‘Les combattants’, de Thomas Cailley: supervivientes de sí mismos
De vez en cuando se agradece. Y mucho. Se agradece, digo, un cine sin grandes pretensiones pero que aún así aspire a contar dos de las pocas cosas que todavía importan: una historia de amor y lo que está ocurriendo –la que está cayendo, para entendernos- alrededor de su autor en el preciso instante de su rodaje. Les combattants cumple con creces ambos cometidos. Nos habla del estado del malestar a la francesa (nada que no nos suene por aquí desde hace años) y del extraño entendimiento entre dos adultos que recién han abandonado la adolescencia (o quizás no, porque les veremos presumir con desparpajo de inmadurez).

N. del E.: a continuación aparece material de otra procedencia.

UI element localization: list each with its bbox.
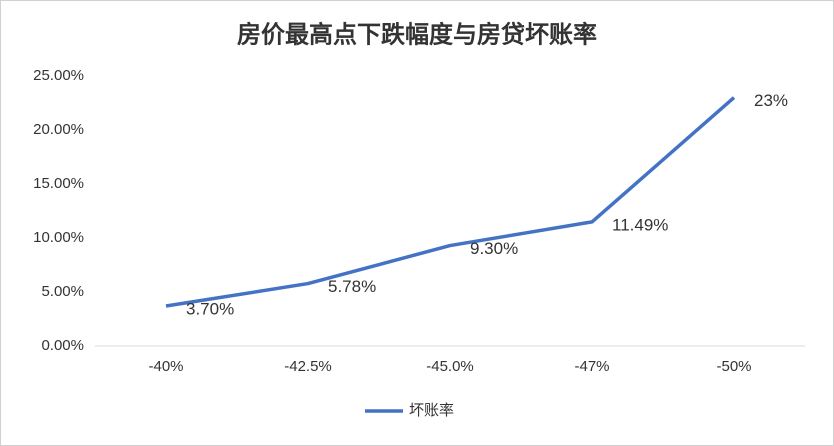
y-tick-label: 5.00% <box>41 283 84 300</box>
y-tick-label: 10.00% <box>33 229 84 246</box>
x-tick-label: -45.0% <box>426 358 474 375</box>
data-label: 3.70% <box>186 300 234 319</box>
x-tick-label: -40% <box>148 358 183 375</box>
x-tick-label: -47% <box>574 358 609 375</box>
data-label: 9.30% <box>470 239 518 258</box>
data-label: 5.78% <box>328 277 376 296</box>
line-series <box>165 96 736 308</box>
y-tick-label: 25.00% <box>33 67 84 84</box>
x-tick-label: -42.5% <box>284 358 332 375</box>
x-tick-label: -50% <box>716 358 751 375</box>
data-label: 11.49% <box>612 215 668 234</box>
y-tick-label: 15.00% <box>33 175 84 192</box>
y-tick-label: 0.00% <box>41 337 84 354</box>
chart-title: 房价最高点下跌幅度与房贷坏账率 <box>237 20 597 48</box>
y-tick-label: 20.00% <box>33 121 84 138</box>
legend-label: 坏账率 <box>409 402 454 419</box>
data-label: 23% <box>754 91 788 110</box>
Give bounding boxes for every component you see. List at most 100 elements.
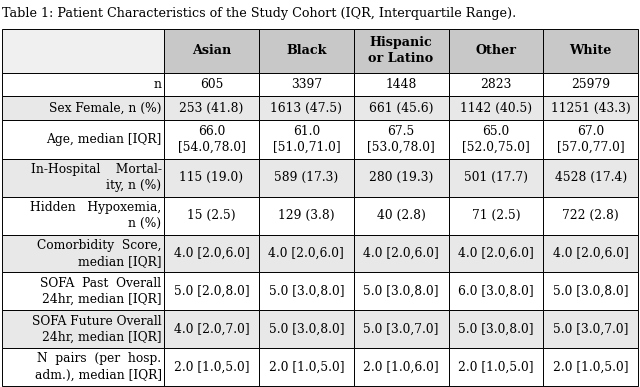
Text: N  pairs  (per  hosp.
adm.), median [IQR]: N pairs (per hosp. adm.), median [IQR] [35, 353, 161, 382]
Bar [259, 197, 354, 235]
Bar [449, 348, 543, 386]
Text: 5.0 [3.0,8.0]: 5.0 [3.0,8.0] [553, 285, 628, 298]
Text: 71 (2.5): 71 (2.5) [472, 209, 520, 222]
Bar [543, 310, 638, 348]
Bar [259, 120, 354, 159]
Bar [164, 272, 259, 310]
Bar [2, 272, 164, 310]
Text: 6.0 [3.0,8.0]: 6.0 [3.0,8.0] [458, 285, 534, 298]
Text: 4.0 [2.0,6.0]: 4.0 [2.0,6.0] [458, 247, 534, 260]
Text: 1142 (40.5): 1142 (40.5) [460, 102, 532, 115]
Text: Comorbidity  Score,
median [IQR]: Comorbidity Score, median [IQR] [37, 239, 161, 268]
Text: 129 (3.8): 129 (3.8) [278, 209, 335, 222]
Bar [543, 73, 638, 96]
Text: 2.0 [1.0,6.0]: 2.0 [1.0,6.0] [364, 360, 439, 373]
Bar [543, 235, 638, 272]
Bar [164, 120, 259, 159]
Bar [2, 159, 164, 197]
Bar [164, 159, 259, 197]
Text: 4.0 [2.0,6.0]: 4.0 [2.0,6.0] [268, 247, 344, 260]
Bar [354, 235, 449, 272]
Text: 67.0
[57.0,77.0]: 67.0 [57.0,77.0] [557, 125, 625, 154]
Text: 5.0 [2.0,8.0]: 5.0 [2.0,8.0] [173, 285, 250, 298]
Bar [164, 73, 259, 96]
Text: 253 (41.8): 253 (41.8) [179, 102, 244, 115]
Text: 1613 (47.5): 1613 (47.5) [270, 102, 342, 115]
Text: 661 (45.6): 661 (45.6) [369, 102, 433, 115]
Text: 501 (17.7): 501 (17.7) [464, 171, 528, 184]
Text: n: n [154, 78, 161, 91]
Bar [164, 29, 259, 73]
Text: 5.0 [3.0,7.0]: 5.0 [3.0,7.0] [553, 323, 628, 336]
Bar [543, 348, 638, 386]
Text: SOFA  Past  Overall
24hr, median [IQR]: SOFA Past Overall 24hr, median [IQR] [40, 277, 161, 306]
Text: 5.0 [3.0,8.0]: 5.0 [3.0,8.0] [458, 323, 534, 336]
Text: 4.0 [2.0,6.0]: 4.0 [2.0,6.0] [173, 247, 250, 260]
Bar [449, 73, 543, 96]
Bar [2, 348, 164, 386]
Text: Table 1: Patient Characteristics of the Study Cohort (IQR, Interquartile Range).: Table 1: Patient Characteristics of the … [2, 7, 516, 20]
Bar [354, 120, 449, 159]
Text: 40 (2.8): 40 (2.8) [377, 209, 426, 222]
Bar [164, 310, 259, 348]
Text: Age, median [IQR]: Age, median [IQR] [46, 133, 161, 146]
Bar [543, 120, 638, 159]
Bar [2, 120, 164, 159]
Bar [543, 197, 638, 235]
Bar [354, 73, 449, 96]
Text: Black: Black [286, 45, 326, 57]
Text: 2823: 2823 [480, 78, 511, 91]
Text: 2.0 [1.0,5.0]: 2.0 [1.0,5.0] [269, 360, 344, 373]
Bar [259, 73, 354, 96]
Bar [259, 310, 354, 348]
Bar [449, 197, 543, 235]
Text: 589 (17.3): 589 (17.3) [274, 171, 339, 184]
Text: 722 (2.8): 722 (2.8) [563, 209, 619, 222]
Bar [259, 159, 354, 197]
Bar [164, 348, 259, 386]
Bar [2, 197, 164, 235]
Text: 4.0 [2.0,6.0]: 4.0 [2.0,6.0] [364, 247, 439, 260]
Text: Hispanic
or Latino: Hispanic or Latino [369, 36, 434, 65]
Bar [543, 96, 638, 120]
Bar [259, 96, 354, 120]
Text: 2.0 [1.0,5.0]: 2.0 [1.0,5.0] [174, 360, 250, 373]
Text: 5.0 [3.0,8.0]: 5.0 [3.0,8.0] [269, 285, 344, 298]
Bar [164, 96, 259, 120]
Text: 5.0 [3.0,8.0]: 5.0 [3.0,8.0] [269, 323, 344, 336]
Bar [449, 235, 543, 272]
Bar [449, 310, 543, 348]
Text: Other: Other [476, 45, 516, 57]
Text: Hidden   Hypoxemia,
n (%): Hidden Hypoxemia, n (%) [30, 201, 161, 230]
Text: SOFA Future Overall
24hr, median [IQR]: SOFA Future Overall 24hr, median [IQR] [32, 315, 161, 344]
Bar [164, 235, 259, 272]
Text: 4.0 [2.0,6.0]: 4.0 [2.0,6.0] [553, 247, 628, 260]
Text: 61.0
[51.0,71.0]: 61.0 [51.0,71.0] [273, 125, 340, 154]
Text: 3397: 3397 [291, 78, 322, 91]
Bar [449, 272, 543, 310]
Text: 5.0 [3.0,8.0]: 5.0 [3.0,8.0] [364, 285, 439, 298]
Bar [354, 29, 449, 73]
Text: 11251 (43.3): 11251 (43.3) [551, 102, 630, 115]
Bar [543, 272, 638, 310]
Bar [2, 310, 164, 348]
Bar [354, 348, 449, 386]
Text: Sex Female, n (%): Sex Female, n (%) [49, 102, 161, 115]
Bar [354, 96, 449, 120]
Text: 2.0 [1.0,5.0]: 2.0 [1.0,5.0] [553, 360, 628, 373]
Text: 25979: 25979 [571, 78, 611, 91]
Bar [259, 29, 354, 73]
Text: In-Hospital    Mortal-
ity, n (%): In-Hospital Mortal- ity, n (%) [31, 163, 161, 192]
Bar [449, 96, 543, 120]
Text: 65.0
[52.0,75.0]: 65.0 [52.0,75.0] [462, 125, 530, 154]
Bar [354, 310, 449, 348]
Text: 4.0 [2.0,7.0]: 4.0 [2.0,7.0] [173, 323, 250, 336]
Text: Asian: Asian [192, 45, 231, 57]
Text: 115 (19.0): 115 (19.0) [179, 171, 244, 184]
Bar [259, 235, 354, 272]
Text: 4528 (17.4): 4528 (17.4) [555, 171, 627, 184]
Bar [2, 29, 164, 73]
Text: 2.0 [1.0,5.0]: 2.0 [1.0,5.0] [458, 360, 534, 373]
Bar [354, 197, 449, 235]
Bar [543, 159, 638, 197]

El uno (Arnaud) no tiene claro si continuar en el negocio de carpintería familiar, la otra (Madeleine) tiene fantasías de supergirl que pasan por incorporarse a la tropa y demostrarse a sí misma lo dura que puede llegar a ser. Ambos se encuentran en esa etapa de la vida tan voluble y confusa… que hasta se le puede prestar atención a los cantos de sirena del segundo empleador de Francia detrás de McDonald’s: el ejército. Un camión con parafernalia multimedia y shows a pie de playa va desplegando sus discutibles encantos por los pueblos de la costa, excitante anzuelo para una juventud mayormente desnortada. Hazañas bélicas, orden y obediencia como respuesta a casi todo.
Les combattants tiene una estructura clásica que casa a la perfección con un guión inteligente, sin necesitar de giros inverosímiles y con un único alarde pirotécnico en forma de incendio forestal. Ya sabéis: chico conoce chica rodeado de su entorno habitual, chico conoce chica rodeado de extraños y chico conoce chica en solitario, teniéndose sólo el uno al otro, sin observadores indiscretos que perturben el experimento. Tres actos donde la inocencia del uno se acabará imponiendo a la rudeza de la otra, en una refrescante transposición de roles y géneros.
La cinta marca también el (re)descubrimiento de su protagonista: Adèle Haenel, vista en la Casa de tolerancia de Bertrand Bonello y, desde luego, mucho mejor aprovechada que en la tremenda The forbidden Room (2015) de Guy Maddin (el papel de inválida muda tampoco propiciaba grandes lucimientos, es verdad). Vulnerabilidad y decisión todo en una, arrojo y contradicción, arrebatos violentos y episodios introspectivos. Un junco salvaje (¿por qué me recordaron tanto las escenas fluviales al ya clásico filme de André Techiné?) que todavía no ha aprendido a combarse en la dirección del viento, a no oponer resistencia constantemente.
Thomas Cailley tampoco se pone tendencioso para ridiculizar al siempre muy ridiculizable ejército. Le basta con llevarnos de colonias a una especie de campamento preparatorio (sus participantes todavía no están técnicamente alistados) y explicarnos los ejercicios supuestamente encaminados a… ¿fortalecer la dinámica de grupo? ¿Anular la individualidad y fundirla en un todo grosero e impreciso?
Para Madeleine –acostumbrada a machadas al borde mismo de la arcada- su fantasía de legionaria se queda en fin de semana para boy scouts. A Arnaud la patochada con sus compañeros de caqui le sirve para entender la oportunidad que le ha prestado su exigua familia: poder tener una profesión, un punto de partida en unos tiempos donde todos parecen tener que empezar de cero.
Los combatientes, los luchadores –esa joven generación de europeos que se descubre bien poca cosa sin el colchón familiar- deberán de dejarse de escaramuzas nocturnas y afrontar el amanecer lejos de la atractiva partida de paintball con la que algunos quieren venderles las guerras. No
necesitarán ponerse en situaciones de riesgo para demostrar su valía. Les bastará con salir ahí fuera y buscarse un trabajo, que se dice pronto.
Que sí, que quizás acaben viviendo peor que sus padres. Pero sus comienzos, su entrada al gran mundo, son un juego de salón en comparación con las dificultades que debieron de afrontar ellos. De todo esto quizás aprendan a reservar fuerzas y a acudir sólo a las batallas (las venideras, las que están por librarse) que realmente merezcan la pena.